Woods cautions readers, as travellers could be ‘as blinkered’ as horses or ‘blind to things historians badly want to know about’, but highlights how their accounts are rarely, if ever, useless. Outsiders in particular observed and perceived what to the native was commonplace, as did Abu Taleb Khan, who landed in Cork straight from India in 1799. Comparisons were standard, and one will not disturb the reminiscences of those enthusiasts who deemed Kinsale ‘the best harbour’ ever seen save Constantinople, and the Mournes both ‘the Alps’ and ‘the Pyrenees of Ireland’. Where one judged today’s O’Connell street ‘a most magnificent article’, another noted there ‘more courtesans than in London’, many good-looking. The comfort of inns was well lacking in one ‘drunken, stinking kennel’, and yes, ’twas a Yank who noted the ‘lack of sanitarian requisites’ in rural homes of the 1930s. Distractions ranged from viewing (in 1698) the battlefield at Aughrim, where ‘the bones of the dead lye yet to be seen’, to pausing while a blind fiddler played The night before Larry was stretched, observing eagles doing ‘great mischief’, even seizing leaping salmon, or conversing with a ‘unionist’ petroleum salesman.
This is an inspirational research guide, which must challenge scholars here and abroad to dig further, encourage theses and launch a wide range of projects, as there is literally something for everyone in the audience. While translators and interculturalists can render into English the foreign-language material, biographers can locate their pet subjects. Historians of religion will not be left wanting, nor those of institutions visited (prisons, police stations, hospitals, workhouses, colleges, schools, libraries, societies), not to mention archaeologists, botanists, zoologists and military historians, and those seeking insights on specific political phenomena, from anti-tithe agitation to unbridled bigotry. Art historians can busy themselves collating the visual material listed, if only to broaden the resources that publishers have to illustrate future books on Ireland.
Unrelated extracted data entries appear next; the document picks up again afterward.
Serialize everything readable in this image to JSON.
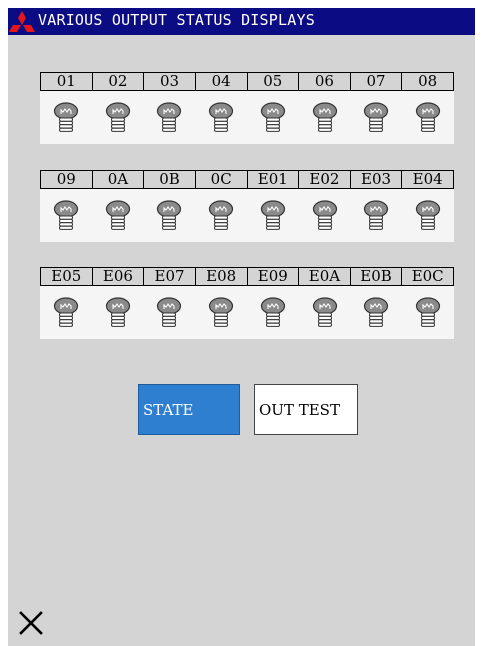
{
  "window": {
    "title": "VARIOUS OUTPUT STATUS DISPLAYS",
    "logo_icon": "mitsubishi-logo-icon",
    "title_bar_color": "#0b0b84",
    "background_color": "#d4d4d4"
  },
  "groups": [
    {
      "labels": [
        "01",
        "02",
        "03",
        "04",
        "05",
        "06",
        "07",
        "08"
      ]
    },
    {
      "labels": [
        "09",
        "0A",
        "0B",
        "0C",
        "E01",
        "E02",
        "E03",
        "E04"
      ]
    },
    {
      "labels": [
        "E05",
        "E06",
        "E07",
        "E08",
        "E09",
        "E0A",
        "E0B",
        "E0C"
      ]
    }
  ],
  "indicator": {
    "icon": "light-bulb-icon",
    "state": "off",
    "color": "#8a8a8a"
  },
  "buttons": {
    "state_label": "STATE",
    "state_color": "#2f7fd1",
    "out_test_label": "OUT TEST"
  },
  "close_button": {
    "icon": "close-icon"
  }
}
In trying times, this book (available in paperback) is excellent value for money, and its erudite introduction should convince the non-initiated of the value of travel accounts, gently dispelling the myth that travel literature was mainly the work of ladies of leisure. Presented as an ‘elaborate index’, it makes for compelling and reassuring reading. Despite recurrent ‘scenes of poverty and wretchedness’ and beggars ‘swarming like mosquitoes’, only one of the 209 was waylaid by robbers, and even before we became a multicultural and egalitarian society men saluted ‘one another with kisses’ (well, at least in 1775). Though travellers noted numerous inebriated vagrants and ‘spectacles of intoxication’, others were impressed with genuine displays of temperance and abstinence from blasphemy, and last, but never least, the ‘smartness of repartee and genuine humour’ of the Irish. Historians, now is the time to go Tramping through Ireland! HI
Sylvie Kleinman is a research associate in the Department of Modern History, Trinity College, Dublin.